How Marshal Konev fought in the World War I & the Russian Civil War
Ivan Konev is known as one of the most important Soviet military leaders of World War II. It was he who liberated Ukraine, took Berlin, together with Georgy Zhukov, and finished off the German troops in Czechoslovakia.
In 1916, at the age of 19, the future Marshal was drafted into the Russian Imperial Army. He was trained in the artillery training team and, in 1917, as a non-commissioned officer, he ended up on the Southwestern Front.

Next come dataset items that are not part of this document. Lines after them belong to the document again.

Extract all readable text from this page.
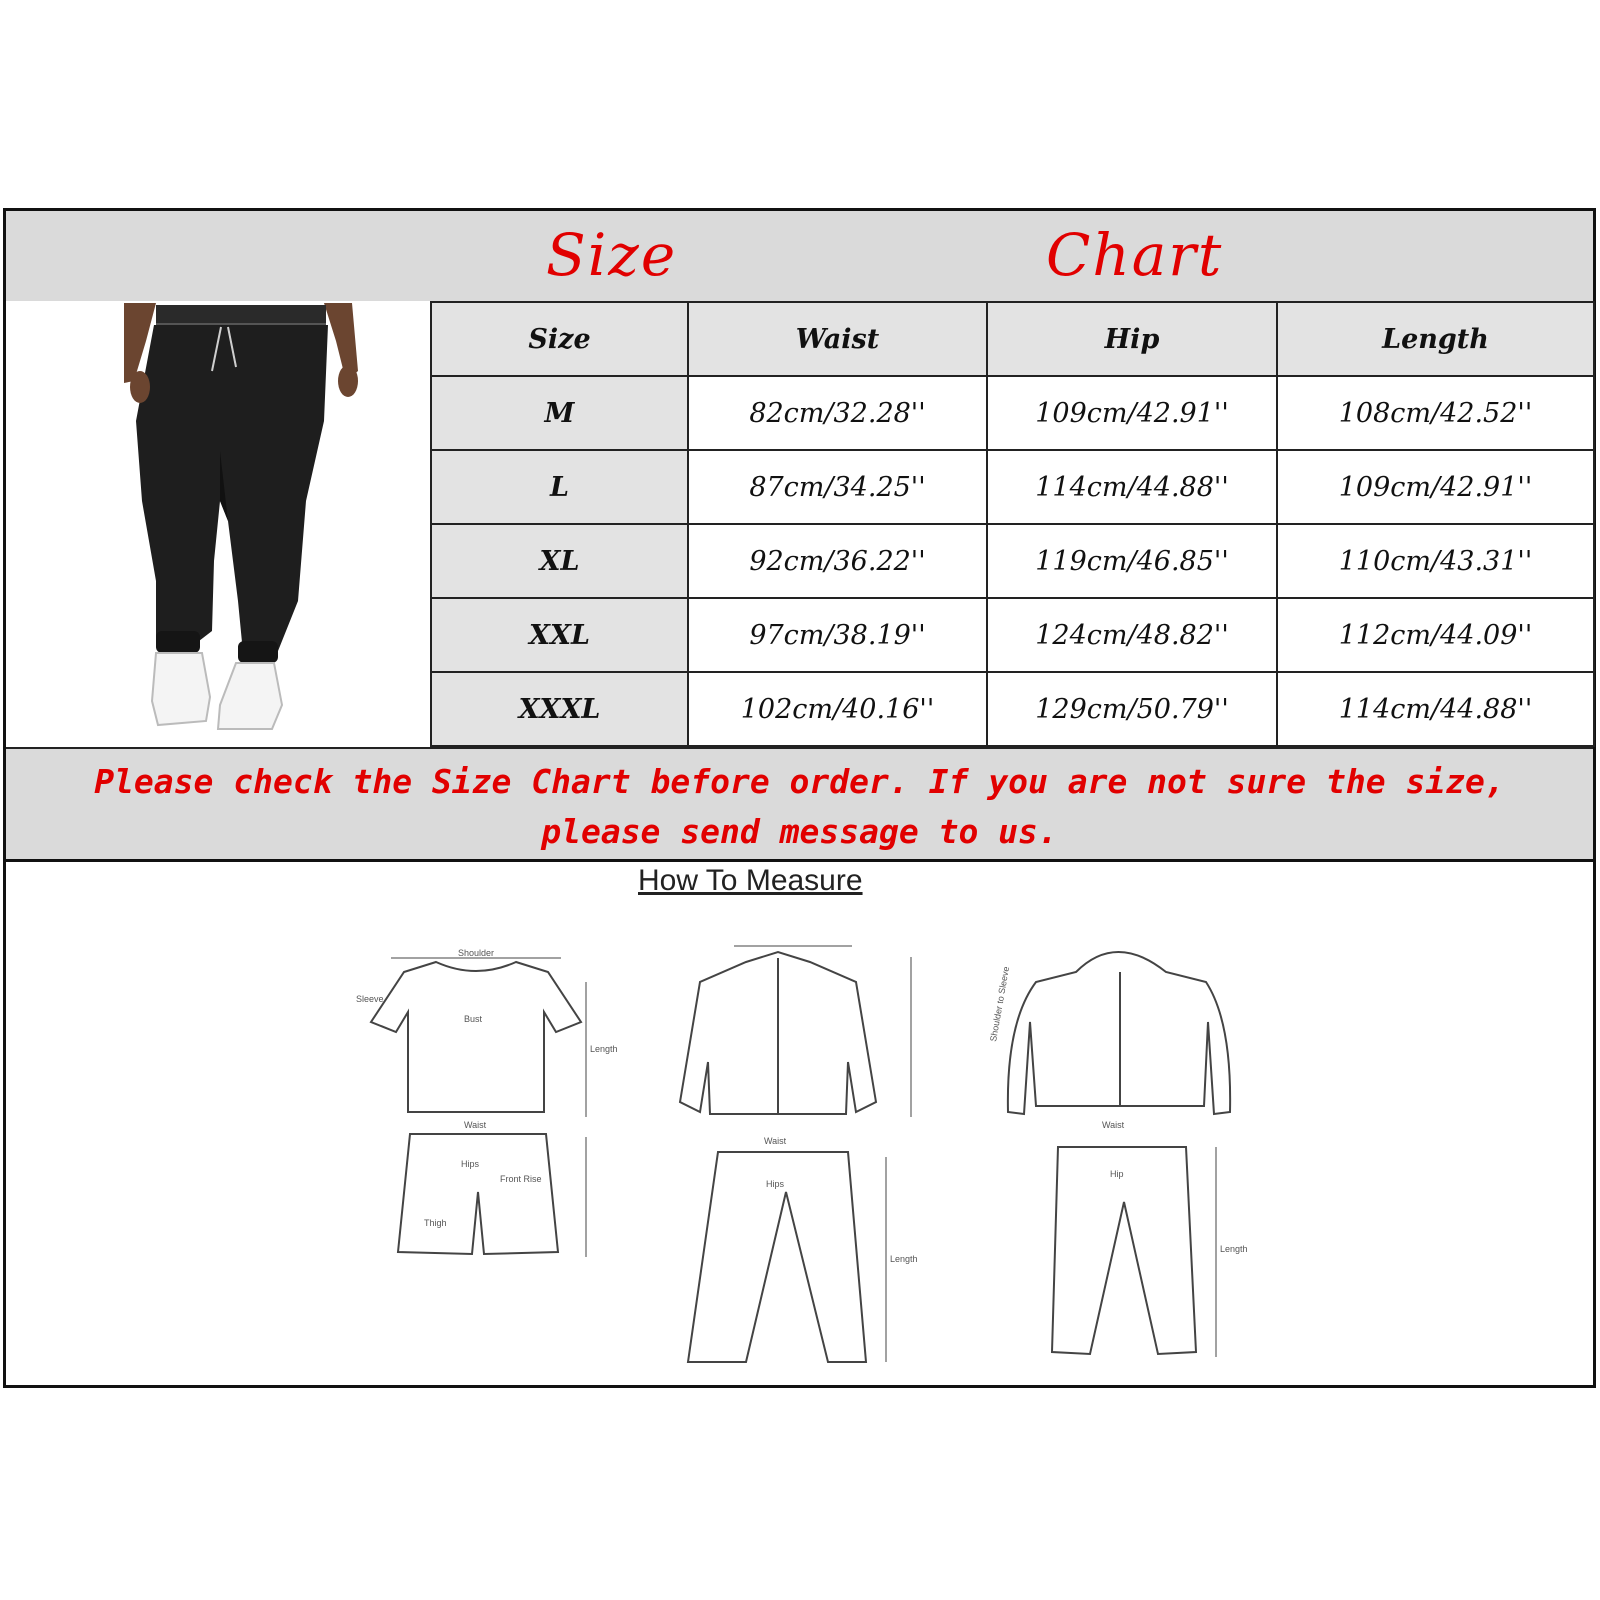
Size	Chart
Size	Waist	Hip	Length
M	82cm/32.28''	109cm/42.91''	108cm/42.52''
L	87cm/34.25''	114cm/44.88''	109cm/42.91''
XL	92cm/36.22''	119cm/46.85''	110cm/43.31''
XXL	97cm/38.19''	124cm/48.82''	112cm/44.09''
XXXL	102cm/40.16''	129cm/50.79''	114cm/44.88''

Please check the Size Chart before order. If you are not sure the size,

please send message to us.

Shoulder
Bust
Length
Sleeve
Waist
Hips
Front Rise
Thigh
Waist
Hips
Length
Waist
Hip
Length
Shoulder to Sleeve
How To Measure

Konev fought in the Tarnopol (now Ternopil) area. After the start of the Civil War in November 1917, his artillery brigade was disarmed by troops of the Ukrainian People's Republic and he and his fellow soldiers were sent to Russia.
In his homeland, he joined the Red Army, participated in the suppression of the Left Socialist Revolutionary rebellion in Moscow in July 1918 and fought against the Whites in the east of the country. At one time, he served as a commissar of the ‘Grozny’ armored train and, later, the 2nd Verkhneudinsk rifle division.

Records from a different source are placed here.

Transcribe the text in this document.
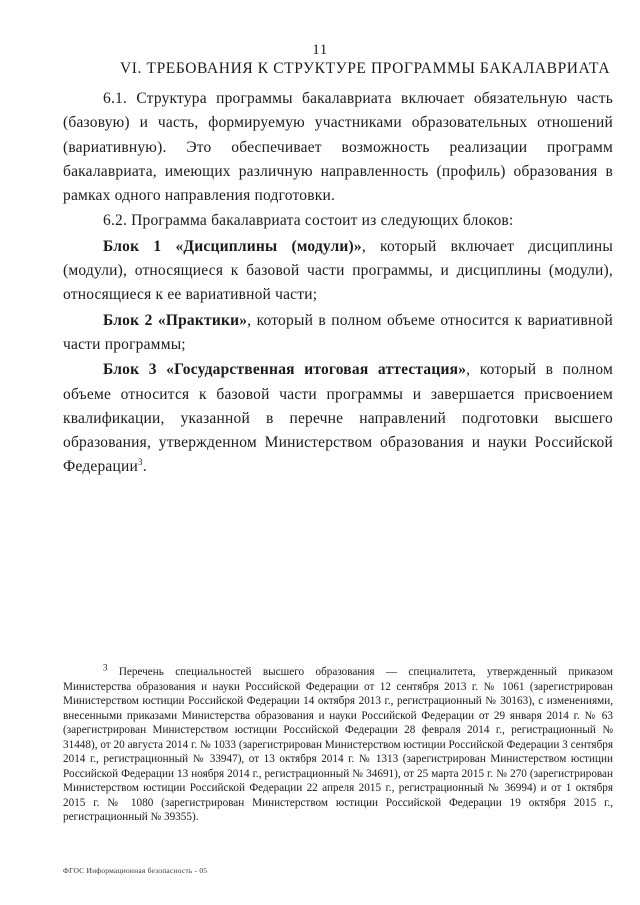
11
VI. ТРЕБОВАНИЯ К СТРУКТУРЕ ПРОГРАММЫ БАКАЛАВРИАТА

6.1. Структура программы бакалавриата включает обязательную часть (базовую) и часть, формируемую участниками образовательных отношений (вариативную). Это обеспечивает возможность реализации программ бакалавриата, имеющих различную направленность (профиль) образования в рамках одного направления подготовки.

6.2. Программа бакалавриата состоит из следующих блоков:

Блок 1 «Дисциплины (модули)», который включает дисциплины (модули), относящиеся к базовой части программы, и дисциплины (модули), относящиеся к ее вариативной части;

Блок 2 «Практики», который в полном объеме относится к вариативной части программы;

Блок 3 «Государственная итоговая аттестация», который в полном объеме относится к базовой части программы и завершается присвоением квалификации, указанной в перечне направлений подготовки высшего образования, утвержденном Министерством образования и науки Российской Федерации$^3$.

$^3$ Перечень специальностей высшего образования — специалитета, утвержденный приказом Министерства образования и науки Российской Федерации от 12 сентября 2013 г. № 1061 (зарегистрирован Министерством юстиции Российской Федерации 14 октября 2013 г., регистрационный № 30163), с изменениями, внесенными приказами Министерства образования и науки Российской Федерации от 29 января 2014 г. № 63 (зарегистрирован Министерством юстиции Российской Федерации 28 февраля 2014 г., регистрационный № 31448), от 20 августа 2014 г. № 1033 (зарегистрирован Министерством юстиции Российской Федерации 3 сентября 2014 г., регистрационный № 33947), от 13 октября 2014 г. № 1313 (зарегистрирован Министерством юстиции Российской Федерации 13 ноября 2014 г., регистрационный № 34691), от 25 марта 2015 г. № 270 (зарегистрирован Министерством юстиции Российской Федерации 22 апреля 2015 г., регистрационный № 36994) и от 1 октября 2015 г. № 1080 (зарегистрирован Министерством юстиции Российской Федерации 19 октября 2015 г., регистрационный № 39355).

ФГОС Информационная безопасность - 05
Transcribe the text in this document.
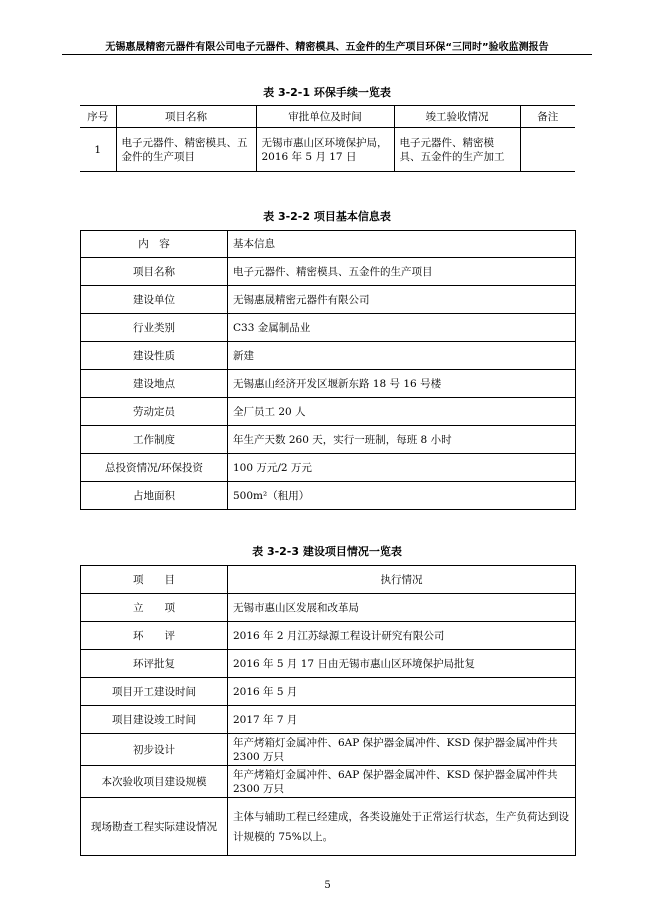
无锡惠晟精密元器件有限公司电子元器件、精密模具、五金件的生产项目环保“三同时”验收监测报告
表 3-2-1 环保手续一览表
序号	项目名称	审批单位及时间	竣工验收情况	备注
1	电子元器件、精密模具、五金件的生产项目	无锡市惠山区环境保护局，2016 年 5 月 17 日	电子元器件、精密模具、五金件的生产加工	
表 3-2-2 项目基本信息表
内　容	基本信息
项目名称	电子元器件、精密模具、五金件的生产项目
建设单位	无锡惠晟精密元器件有限公司
行业类别	C33 金属制品业
建设性质	新建
建设地点	无锡惠山经济开发区堰新东路 18 号 16 号楼
劳动定员	全厂员工 20 人
工作制度	年生产天数 260 天，实行一班制，每班 8 小时
总投资情况/环保投资	100 万元/2 万元
占地面积	500m²（租用）
表 3-2-3 建设项目情况一览表
项　　目	执行情况
立　　项	无锡市惠山区发展和改革局
环　　评	2016 年 2 月江苏绿源工程设计研究有限公司
环评批复	2016 年 5 月 17 日由无锡市惠山区环境保护局批复
项目开工建设时间	2016 年 5 月
项目建设竣工时间	2017 年 7 月
初步设计	年产烤箱灯金属冲件、6AP 保护器金属冲件、KSD 保护器金属冲件共 2300 万只
本次验收项目建设规模	年产烤箱灯金属冲件、6AP 保护器金属冲件、KSD 保护器金属冲件共 2300 万只
现场勘查工程实际建设情况	主体与辅助工程已经建成，各类设施处于正常运行状态，生产负荷达到设计规模的 75%以上。
5
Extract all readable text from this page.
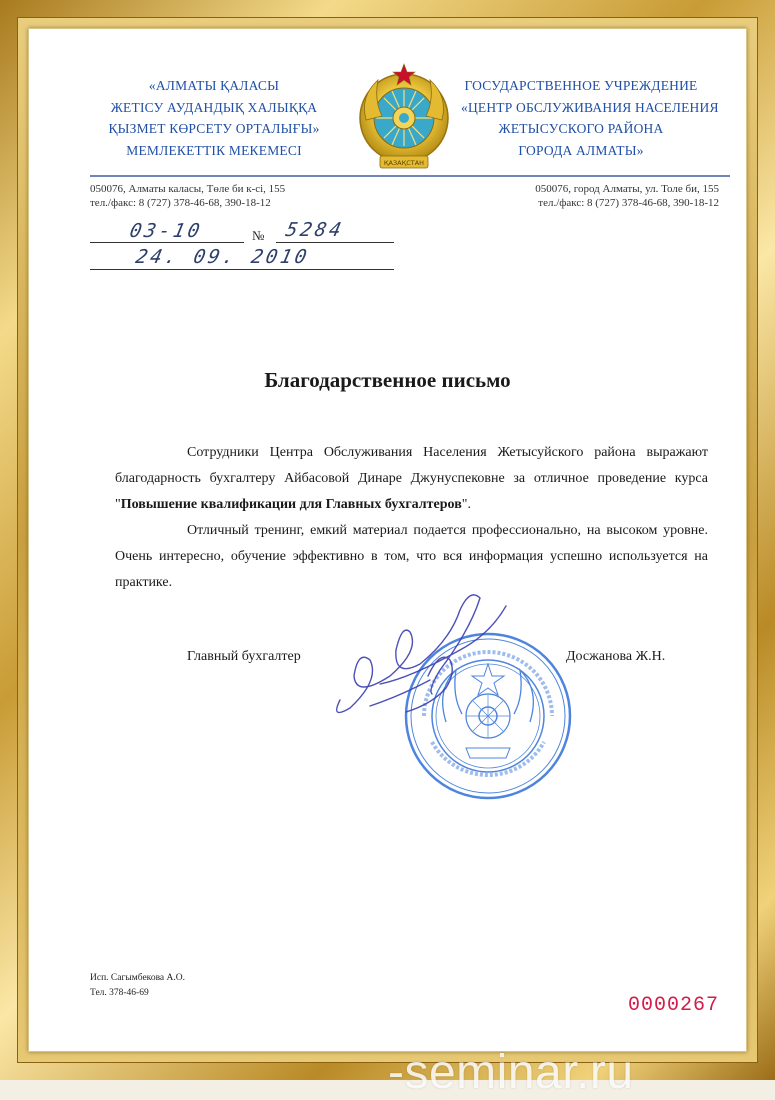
«АЛМАТЫ ҚАЛАСЫ
ЖЕТІСУ АУДАНДЫҚ ХАЛЫҚҚА
ҚЫЗМЕТ КӨРСЕТУ ОРТАЛЫҒЫ»
МЕМЛЕКЕТТІК МЕКЕМЕСІ
ҚАЗАҚСТАН
ГОСУДАРСТВЕННОЕ УЧРЕЖДЕНИЕ
«ЦЕНТР ОБСЛУЖИВАНИЯ НАСЕЛЕНИЯ
ЖЕТЫСУСКОГО РАЙОНА
ГОРОДА АЛМАТЫ»
050076, Алматы каласы, Төле би к-сі, 155
тел./факс: 8 (727) 378-46-68, 390-18-12
050076, город Алматы, ул. Толе би, 155
тел./факс: 8 (727) 378-46-68, 390-18-12
03-10	№ 5284
24. 09. 2010
Благодарственное письмо

Сотрудники Центра Обслуживания Населения Жетысуйского района выражают благодарность бухгалтеру Айбасовой Динаре Джунуспековне за отличное проведение курса "Повышение квалификации для Главных бухгалтеров".

Отличный тренинг, емкий материал подается профессионально, на высоком уровне. Очень интересно, обучение эффективно в том, что вся информация успешно используется на практике.

Главный бухгалтер	Досжанова Ж.Н.
Исп. Сагымбекова А.О.
Тел. 378-46-69
0000267
-seminar.ru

In March 1921, the sailors of the Baltic Fleet rebelled against the Bolsheviks in the fortress city of Kronstadt. The military leader took part in suppressing the rebellion.

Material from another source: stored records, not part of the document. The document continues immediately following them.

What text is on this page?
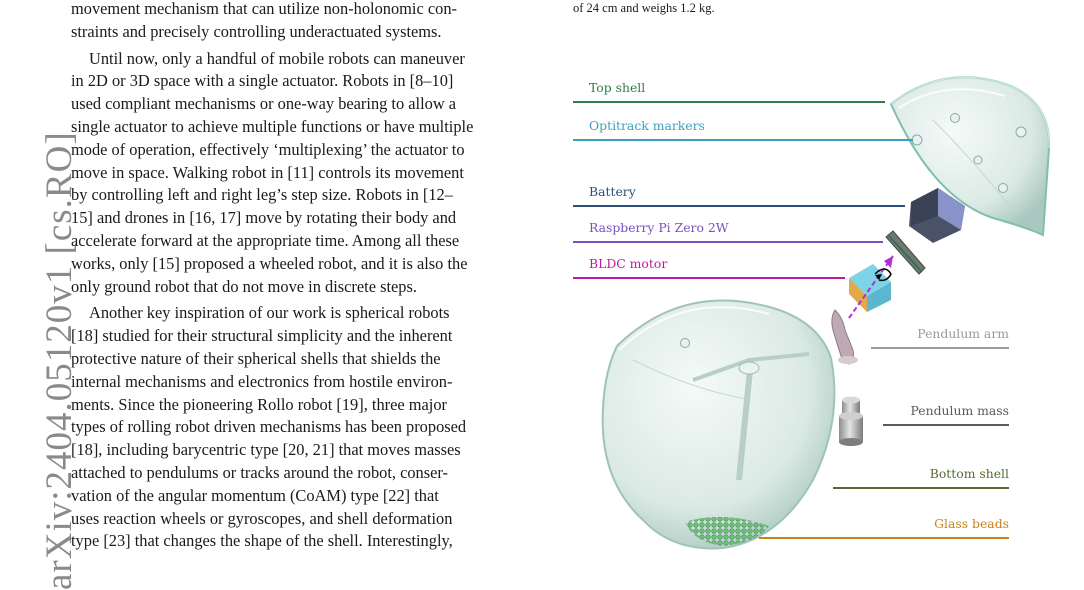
arXiv:2404.05120v1 [cs.RO]

movement mechanism that can utilize non-holonomic con-
straints and precisely controlling underactuated systems.

Until now, only a handful of mobile robots can maneuver
in 2D or 3D space with a single actuator. Robots in [8–10]
used compliant mechanisms or one-way bearing to allow a
single actuator to achieve multiple functions or have multiple
mode of operation, effectively ‘multiplexing’ the actuator to
move in space. Walking robot in [11] controls its movement
by controlling left and right leg’s step size. Robots in [12–
15] and drones in [16, 17] move by rotating their body and
accelerate forward at the appropriate time. Among all these
works, only [15] proposed a wheeled robot, and it is also the
only ground robot that do not move in discrete steps.

Another key inspiration of our work is spherical robots
[18] studied for their structural simplicity and the inherent
protective nature of their spherical shells that shields the
internal mechanisms and electronics from hostile environ-
ments. Since the pioneering Rollo robot [19], three major
types of rolling robot driven mechanisms has been proposed
[18], including barycentric type [20, 21] that moves masses
attached to pendulums or tracks around the robot, conser-
vation of the angular momentum (CoAM) type [22] that
uses reaction wheels or gyroscopes, and shell deformation
type [23] that changes the shape of the shell. Interestingly,

of 24 cm and weighs 1.2 kg.
Top shell
Optitrack markers
Battery
Raspberry Pi Zero 2W
BLDC motor
Pendulum arm
Pendulum mass
Bottom shell
Glass beads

They went to the assault right on the frozen ice of the Gulf of Finland under artillery fire from forts and ships. "It was sheer hell… Each shell, falling on the ice, formed a huge crater. In the semi-darkness… our soldiers, every now and then fell, into these craters and immediately sank to the bottom," Konev recalled.
At the final stage of the Civil War, the military leader fought to establish Soviet power in the Russian Far East.